Helmut Krausser

Zwei ungleiche Rivalen

Puccini und Franchetti
Cover: Zwei ungleiche Rivalen
C. Bertelsmann Verlag, München 2010
ISBN 9783570580110
Gebunden, 224 Seiten, 18,95 EUR

Klappentext

Baron Alberto Franchetti war Giacomo Puccinis größter Rivale. Mit Opern wie "Asrael", "Cristoforo Colombo" oder "Germania" feierte er internationale Erfolge und galt als Verdis Nachfolger.

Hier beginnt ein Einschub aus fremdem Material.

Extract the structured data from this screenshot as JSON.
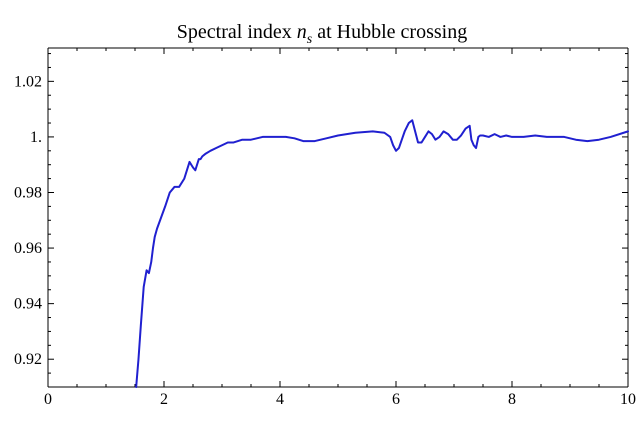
{
  "chart_data": {
    "type": "line",
    "title": {
      "prefix": "Spectral index ",
      "symbol": "n",
      "subscript": "s",
      "suffix": " at Hubble crossing"
    },
    "xlabel": "",
    "ylabel": "",
    "xlim": [
      0,
      10
    ],
    "ylim": [
      0.91,
      1.032
    ],
    "x_ticks": [
      0,
      2,
      4,
      6,
      8,
      10
    ],
    "y_ticks": [
      0.92,
      0.94,
      0.96,
      0.98,
      1,
      1.02
    ],
    "x_tick_labels": [
      "0",
      "2",
      "4",
      "6",
      "8",
      "10"
    ],
    "y_tick_labels": [
      "0.92",
      "0.94",
      "0.96",
      "0.98",
      "1.",
      "1.02"
    ],
    "grid": false,
    "series": [
      {
        "color": "#2020d0",
        "x": [
          1.52,
          1.56,
          1.6,
          1.65,
          1.7,
          1.74,
          1.78,
          1.81,
          1.84,
          1.88,
          1.95,
          2.02,
          2.1,
          2.18,
          2.26,
          2.35,
          2.44,
          2.5,
          2.54,
          2.57,
          2.6,
          2.63,
          2.66,
          2.72,
          2.8,
          2.9,
          3.0,
          3.1,
          3.2,
          3.35,
          3.5,
          3.7,
          3.9,
          4.1,
          4.25,
          4.4,
          4.6,
          4.8,
          5.0,
          5.3,
          5.6,
          5.8,
          5.9,
          5.95,
          6.0,
          6.05,
          6.1,
          6.15,
          6.22,
          6.28,
          6.33,
          6.38,
          6.44,
          6.5,
          6.56,
          6.62,
          6.68,
          6.75,
          6.82,
          6.9,
          6.98,
          7.05,
          7.12,
          7.2,
          7.27,
          7.3,
          7.34,
          7.38,
          7.42,
          7.45,
          7.5,
          7.6,
          7.7,
          7.75,
          7.8,
          7.9,
          8.0,
          8.2,
          8.4,
          8.6,
          8.9,
          9.1,
          9.3,
          9.5,
          9.7,
          10.0
        ],
        "y": [
          0.91,
          0.92,
          0.932,
          0.946,
          0.952,
          0.951,
          0.955,
          0.96,
          0.964,
          0.967,
          0.971,
          0.975,
          0.98,
          0.982,
          0.982,
          0.985,
          0.991,
          0.989,
          0.988,
          0.99,
          0.992,
          0.992,
          0.993,
          0.994,
          0.995,
          0.996,
          0.997,
          0.998,
          0.998,
          0.999,
          0.999,
          1.0,
          1.0,
          1.0,
          0.9995,
          0.9985,
          0.9985,
          0.9995,
          1.0005,
          1.0015,
          1.002,
          1.0015,
          1.0,
          0.997,
          0.995,
          0.996,
          0.999,
          1.002,
          1.005,
          1.006,
          1.002,
          0.998,
          0.998,
          1.0,
          1.002,
          1.001,
          0.999,
          1.0,
          1.002,
          1.001,
          0.999,
          0.999,
          1.0005,
          1.003,
          1.004,
          0.999,
          0.997,
          0.996,
          1.0,
          1.0005,
          1.0005,
          1.0,
          1.001,
          1.0005,
          1.0,
          1.0005,
          1.0,
          1.0,
          1.0005,
          1.0,
          1.0,
          0.999,
          0.9985,
          0.999,
          1.0,
          1.002
        ]
      }
    ]
  }
}
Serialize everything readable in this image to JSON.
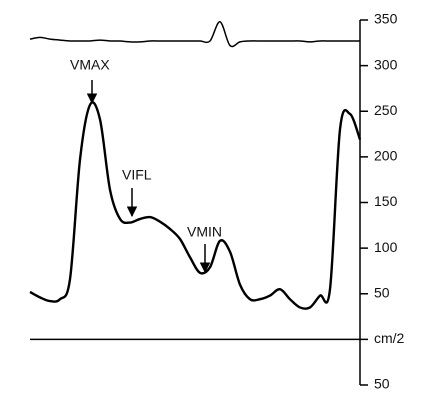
{
  "chart_data": {
    "type": "line",
    "series": [
      {
        "color": "#000000",
        "values": [
          329,
          331,
          329,
          328,
          327,
          327,
          327,
          328,
          327,
          327,
          326,
          326,
          327,
          327,
          327,
          327,
          327,
          327,
          327,
          348,
          322,
          326,
          327,
          327,
          327,
          327,
          327,
          327,
          326,
          327,
          327,
          327,
          327,
          327
        ]
      },
      {
        "color": "#000000",
        "values": [
          52,
          46,
          42,
          44,
          66,
          197,
          257,
          241,
          164,
          132,
          128,
          132,
          134,
          129,
          121,
          110,
          90,
          73,
          79,
          108,
          96,
          60,
          44,
          44,
          48,
          55,
          44,
          35,
          35,
          48,
          55,
          230,
          247,
          219
        ]
      }
    ],
    "ylim": [
      -50,
      350
    ],
    "yticks": [
      350,
      300,
      250,
      200,
      150,
      100,
      50,
      {
        "value": 0,
        "label": "cm/2"
      },
      {
        "value": -50,
        "label": "50"
      }
    ],
    "annotations": [
      "VMAX",
      "VIFL",
      "VMIN"
    ]
  }
}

Was seine Vorliebe für Automobile und seine Erotomanie angeht, übertraf er Puccini noch um ein Vielfaches. Während dieser mittellos geboren wurde, entstammte Franchetti einer der reichsten Familien Italiens. Seine Duelle, Autorennen und skandalösen Ehen füllten die Klatschspalten der italienischen Presse. Doch während sich Puccinis Ruhm stetig steigerte, sank Franchettis Stern plötzlich ohne erkennbaren Grund. War es das Aufführungsverbot der Faschisten oder waren es die sinistren, an Wagner erinnernden Kompositionen, die ihn ins Abseits führten, während Puccinis luzide Opern noch heute in aller Welt aufgeführt werden?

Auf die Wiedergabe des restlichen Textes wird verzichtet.